Gregor Noll is professor of international law at the Department of Law, School of Business, Economics and Law, Gothenburg University. His research covers migration law, the law of armed conflict, the impact of arti- ficial intelligence on law, and the theory of international law. Noll held the Pufendorf Chair at Lund University from 2012 to 2016 and colaunched the Gothenburg/Lund/Uppsala Migration Law Research Network in 2011. In 2014, he published the first full-length article in a refereed, A-ranked journal exploring the impact of brain–machine interfaces in weapons systems on the ability to implement the laws of war.

Daniel Steuer is research fellow at the Centre for Applied Philosophy, Politics, and Ethics (CAPPE) at the University of Brighton, UK. Until 2010, he was Senior Lecturer in German at the University of Sussex and a member of the university’s Centre for Social and Political Thought, which he also chaired for a number of years.
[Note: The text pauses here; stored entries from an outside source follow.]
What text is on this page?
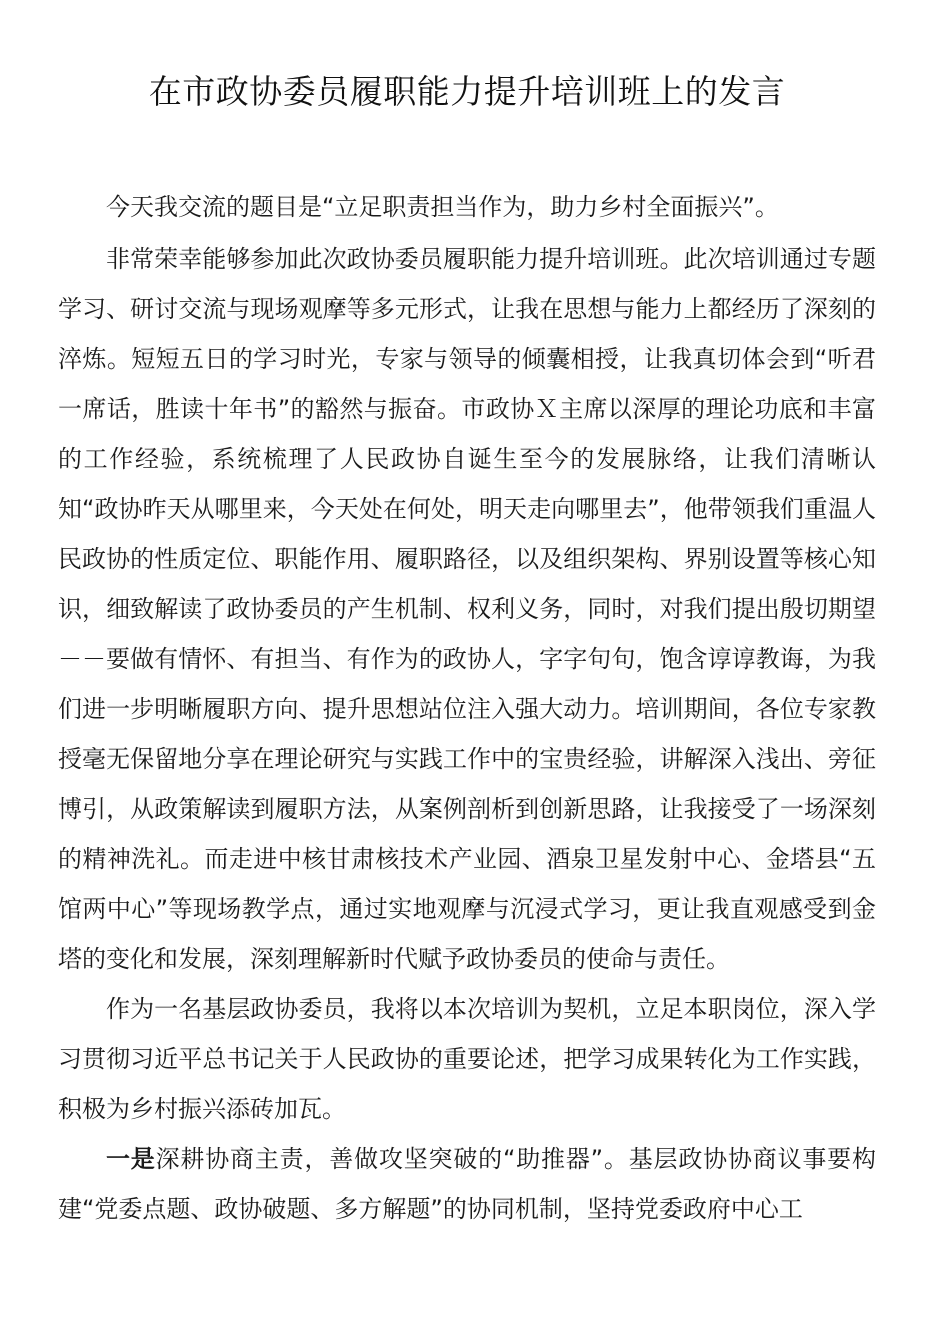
在市政协委员履职能力提升培训班上的发言

今天我交流的题目是“立足职责担当作为，助力乡村全面振兴”。

非常荣幸能够参加此次政协委员履职能力提升培训班。此次培训通过专题学习、研讨交流与现场观摩等多元形式，让我在思想与能力上都经历了深刻的淬炼。短短五日的学习时光，专家与领导的倾囊相授，让我真切体会到“听君一席话，胜读十年书”的豁然与振奋。市政协Ｘ主席以深厚的理论功底和丰富的工作经验，系统梳理了人民政协自诞生至今的发展脉络，让我们清晰认知“政协昨天从哪里来，今天处在何处，明天走向哪里去”，他带领我们重温人民政协的性质定位、职能作用、履职路径，以及组织架构、界别设置等核心知识，细致解读了政协委员的产生机制、权利义务，同时，对我们提出殷切期望－－要做有情怀、有担当、有作为的政协人，字字句句，饱含谆谆教诲，为我们进一步明晰履职方向、提升思想站位注入强大动力。培训期间，各位专家教授毫无保留地分享在理论研究与实践工作中的宝贵经验，讲解深入浅出、旁征博引，从政策解读到履职方法，从案例剖析到创新思路，让我接受了一场深刻的精神洗礼。而走进中核甘肃核技术产业园、酒泉卫星发射中心、金塔县“五馆两中心”等现场教学点，通过实地观摩与沉浸式学习，更让我直观感受到金塔的变化和发展，深刻理解新时代赋予政协委员的使命与责任。

作为一名基层政协委员，我将以本次培训为契机，立足本职岗位，深入学习贯彻习近平总书记关于人民政协的重要论述，把学习成果转化为工作实践，积极为乡村振兴添砖加瓦。

一是深耕协商主责，善做攻坚突破的“助推器”。基层政协协商议事要构建“党委点题、政协破题、多方解题”的协同机制，坚持党委政府中心工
Steuer’s research and publications attempt to straddle the divide between philosophy, literature, and science. He holds a first degree in biology, wrote his doctoral dissertation on Wittgenstein’s reception of Goethe’s Theory of Colours, and worked with a group of evolutionary biologists at the Senckenberg natural history museum in Frankfurt. He is also the translator of major works on, among others, Carl Schmitt and Jürgen Habermas.